More about her can be found on Thekietolife.net or on Instagram @kietolife! It has been an honor to partner with this mommy & we are so thankful for the time she has dedicated to Mommy’sBreak Inc.
“Co” meaning joint, mutual, or common. Co-parenting hasn’t been a walk in the park for me personally, but I find the best advice for it being successful as possible is clear communication, mutual respect, and grace.
What I mean by clear communication, is not assuming that the other parent understands anything other than exactly what you say. If Saturday drops are at 8pm but you’re running late, SAY EXACTLY THAT! Because consider that they could just so happen to be having car trouble or getting a ride to the pick up/drop off. Another example of clear communication is letting the opposite parent know if something happens with the child(ren) in your care. Sharing information like this even if it’s behavioral, as soon as possible, can save so many co-parenting hiccups. I hesitate to mention stepparents and spouses because truthfully, I don’t feel that they are the ones you are co-parenting with. Even with there being a chance of these individuals caring for your child(ren), keeping communication between parents prevents things from getting too sticky. For best case scenarios, I believe all communication should be with the person you mutually share a child with except in specific cases that make it mandatory to communicate with others.
With respect and grace, I mean treat each-other like human beings. We all are human, we have feelings, and have lives outside of our children. Respect should be given ALWAYS. Respect also means privacy and speaking to each other in decent manners. Like we parent the same child(ren) and it is our joint duty to be sure the child(ren) are healthy and properly taken care of. This consists of clothing, food, mental health, discipline, sickness, support in sports, and more. We all know with co-parenting, sometimes things get tense, especially in cases where one parent feels they carry a majority of the parental duties alone.
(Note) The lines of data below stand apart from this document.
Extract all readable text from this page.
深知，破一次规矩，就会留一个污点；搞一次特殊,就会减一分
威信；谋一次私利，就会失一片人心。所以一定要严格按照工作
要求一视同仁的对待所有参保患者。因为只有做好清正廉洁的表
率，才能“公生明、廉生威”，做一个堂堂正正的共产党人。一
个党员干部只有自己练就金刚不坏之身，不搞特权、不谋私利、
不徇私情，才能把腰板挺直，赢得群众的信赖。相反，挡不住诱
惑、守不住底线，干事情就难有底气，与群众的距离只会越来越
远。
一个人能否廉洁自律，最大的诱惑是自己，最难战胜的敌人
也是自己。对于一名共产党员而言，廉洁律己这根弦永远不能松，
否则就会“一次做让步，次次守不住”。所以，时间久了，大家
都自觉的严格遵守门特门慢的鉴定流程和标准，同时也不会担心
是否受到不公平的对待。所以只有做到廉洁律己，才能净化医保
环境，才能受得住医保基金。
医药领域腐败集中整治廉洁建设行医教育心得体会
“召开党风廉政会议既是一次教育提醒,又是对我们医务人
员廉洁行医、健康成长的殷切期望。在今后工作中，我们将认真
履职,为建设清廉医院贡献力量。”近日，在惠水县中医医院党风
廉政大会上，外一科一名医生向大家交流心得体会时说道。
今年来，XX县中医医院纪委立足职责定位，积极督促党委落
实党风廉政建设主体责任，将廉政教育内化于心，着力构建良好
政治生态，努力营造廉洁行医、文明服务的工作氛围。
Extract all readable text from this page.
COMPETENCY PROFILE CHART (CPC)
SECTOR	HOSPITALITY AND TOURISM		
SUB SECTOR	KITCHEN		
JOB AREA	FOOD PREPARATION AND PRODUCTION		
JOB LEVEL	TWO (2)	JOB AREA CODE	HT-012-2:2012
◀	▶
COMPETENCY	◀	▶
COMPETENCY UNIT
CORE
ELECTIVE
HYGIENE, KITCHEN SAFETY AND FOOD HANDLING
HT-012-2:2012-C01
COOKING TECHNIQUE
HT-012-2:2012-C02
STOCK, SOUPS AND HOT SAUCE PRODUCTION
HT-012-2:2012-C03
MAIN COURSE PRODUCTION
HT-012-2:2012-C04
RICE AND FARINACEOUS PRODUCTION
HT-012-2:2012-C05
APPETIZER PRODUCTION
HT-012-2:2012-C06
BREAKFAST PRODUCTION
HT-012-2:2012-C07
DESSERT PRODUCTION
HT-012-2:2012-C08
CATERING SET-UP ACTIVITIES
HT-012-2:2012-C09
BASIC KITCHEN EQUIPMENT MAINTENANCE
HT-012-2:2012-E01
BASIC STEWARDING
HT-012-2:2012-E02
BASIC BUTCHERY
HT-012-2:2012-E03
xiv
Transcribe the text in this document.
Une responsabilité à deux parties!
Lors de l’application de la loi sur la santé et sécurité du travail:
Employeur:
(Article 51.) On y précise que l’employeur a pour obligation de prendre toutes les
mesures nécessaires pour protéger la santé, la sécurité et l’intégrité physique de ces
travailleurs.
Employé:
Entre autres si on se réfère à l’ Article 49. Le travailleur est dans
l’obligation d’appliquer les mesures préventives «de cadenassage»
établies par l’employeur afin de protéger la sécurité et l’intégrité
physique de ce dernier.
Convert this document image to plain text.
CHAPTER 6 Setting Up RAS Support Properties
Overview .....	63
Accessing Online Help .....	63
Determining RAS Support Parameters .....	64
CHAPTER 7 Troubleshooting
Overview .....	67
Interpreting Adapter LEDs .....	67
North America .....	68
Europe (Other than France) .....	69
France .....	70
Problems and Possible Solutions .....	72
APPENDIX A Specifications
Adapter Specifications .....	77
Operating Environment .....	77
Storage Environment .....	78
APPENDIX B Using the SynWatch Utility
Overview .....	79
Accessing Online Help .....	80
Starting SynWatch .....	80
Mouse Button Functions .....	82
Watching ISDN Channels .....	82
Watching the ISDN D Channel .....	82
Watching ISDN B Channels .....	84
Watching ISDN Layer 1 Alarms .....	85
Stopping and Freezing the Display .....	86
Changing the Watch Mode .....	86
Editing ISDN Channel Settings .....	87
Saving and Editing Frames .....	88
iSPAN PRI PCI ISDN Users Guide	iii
So why make it an even more difficult journey?
As a woman who has been a wife and stepmother, as well as now being divorced and ex-husband remarried, co-parenting is still no walk in the damn park for me. I put my own feelings aside about anyone involved other than the children because it’s best this way. It narrows my vision. If anything, other than love is being shared or shown I can easily dismiss it. Lots of times as humans we are so emotional, carrying emotions from the relationship or lack thereof into co-parenting and that’s what we call a very rocky road. Using children as pawns because you’re upset with the mutual parent is not okay.
I reached out to a few black fathers and this was what they had to say about coparenting:
“The most important thing is to remove personal feelings. Letting go of issues you’ve had with one another and if the children are not being harmed. Sometimes we get into “I don’t want you around mommy or daddy because I don’t like who they’re with” but that’s when you must trust them as a parent and know they have the kids’ best interest at heart. All of that is childlike. Cut the umbilical cord to your past relationship/situation ship with the other parent”
“Coparenting for me is a walk in the park. From the beginning we made it work by removing all past relationship feelings from the situation. Don’t let the past relationship dictate what kind of dad you’re going to be. I like to keep the conversation to a minimum. I keep my personal life mine and hers, hers. Most of our communication comes from if we’re doing day early pick-ups or drop offs. Clothing, hair, toy conversations. If were on vacation I’ll send pictures, but I don’t respond to anything after the pictures are sent. People can have a healthy coparenting relationship.”
With all of the things it takes to be a parent, then co-parent and merging two households, there is no way to have time to worry about the other parent’s personal life. If you have any energy or time for that; that’s time taken away from the children. The children are all that matter! First and foremost!
Most of all, just remember to give each other some grace. There is no blueprint to being a parent. We all learn as we go and we are all human. Remember that when dealing with one another. I think a healthy co-parenting shift is on the horizon.